A vital episode amid the February 2014 crisis has been forgotten—or deleted. The foreign ministers of three EU countries (France, Germany, and Poland) brokered a compromise agreement between the Ukrainian president and party leaders of the street protesters. Yanukovych agreed to an early presidential election and to form with opposition leaders an interim coalition government. That is, a democratic, peaceful resolution of the crisis. In a phone talk, President Obama told Putin he would support the agreement. Instead, it perished within hours when rejected by ultranationalist forces in Maidan’s streets and occupied buildings. Neither Obama nor the European ministers made any effort to save the agreement. Instead, they fully embraced the new government that had come to power through a violent street coup.
The rest, as the cliché goes, is history. But if Ukraine is indicative, who actually destabilized its flawed, even corrupt, but legal constitutional democracy in 2014? Putin or the Western leaders who imposed an untenable choice on Ukraine and then abandoned their own negotiated agreement?
FROM HIS WIKIPEDIA PAGE:
Stephen Frand Cohen (November 25, 1938 – September 18, 2020) was an American scholar of Russian studies. His academic work concentrated on modern Russian history since the Bolshevik Revolution and Russia’s relationship with the United States.
FROM HIS NEW YORK TIMES OBITUARY:
He chronicled Stalin’s tyrannies and the collapse of the Soviet Union, and he was an enthusiastic admirer of Mikhail Gorbachev.

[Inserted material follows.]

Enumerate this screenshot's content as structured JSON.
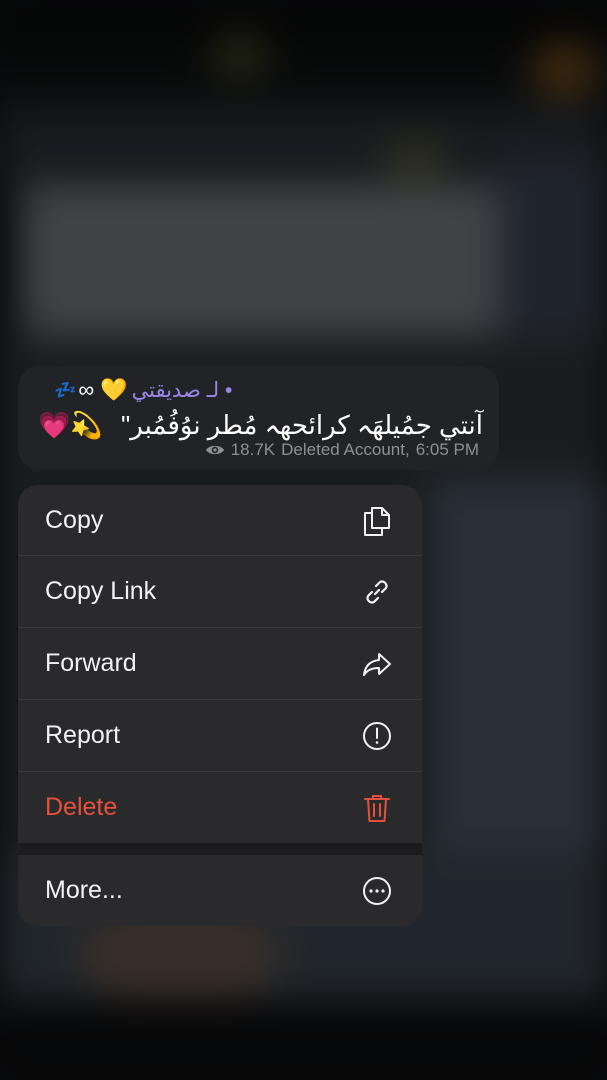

Stephen F. Cohen, an eminent historian whose books and commentaries on Russia examined the rise and fall of Communism, Kremlin dictatorships and the emergence of a post-Soviet nation still struggling for identity in the 21st century, died on Friday at his home in Manhattan. He was 81.
His wife, Katrina vanden Heuvel, the publisher and part owner of The Nation, said the cause was lung cancer.
From the sprawling conflicts of the 1917 Bolshevik revolution and the tyrannies of Stalin to the collapse of the Soviet Union and Vladimir V. Putin’s intrigues to retain power, Professor Cohen chronicled a Russia of sweeping social upheavals and the passions and poetry of peoples that endured a century of wars, political repression and economic hardships.
A professor emeritus of Russian studies at Princeton University and New York University, he was fluent in Russian, visited Russia frequently and developed contacts among intellectual dissidents and government and Communist Party officials. He wrote or edited 10 books and many articles for The Nation, The New York Times and other publications, was a CBS-TV commentator and counted President George Bush and many American and Soviet officials among his sources.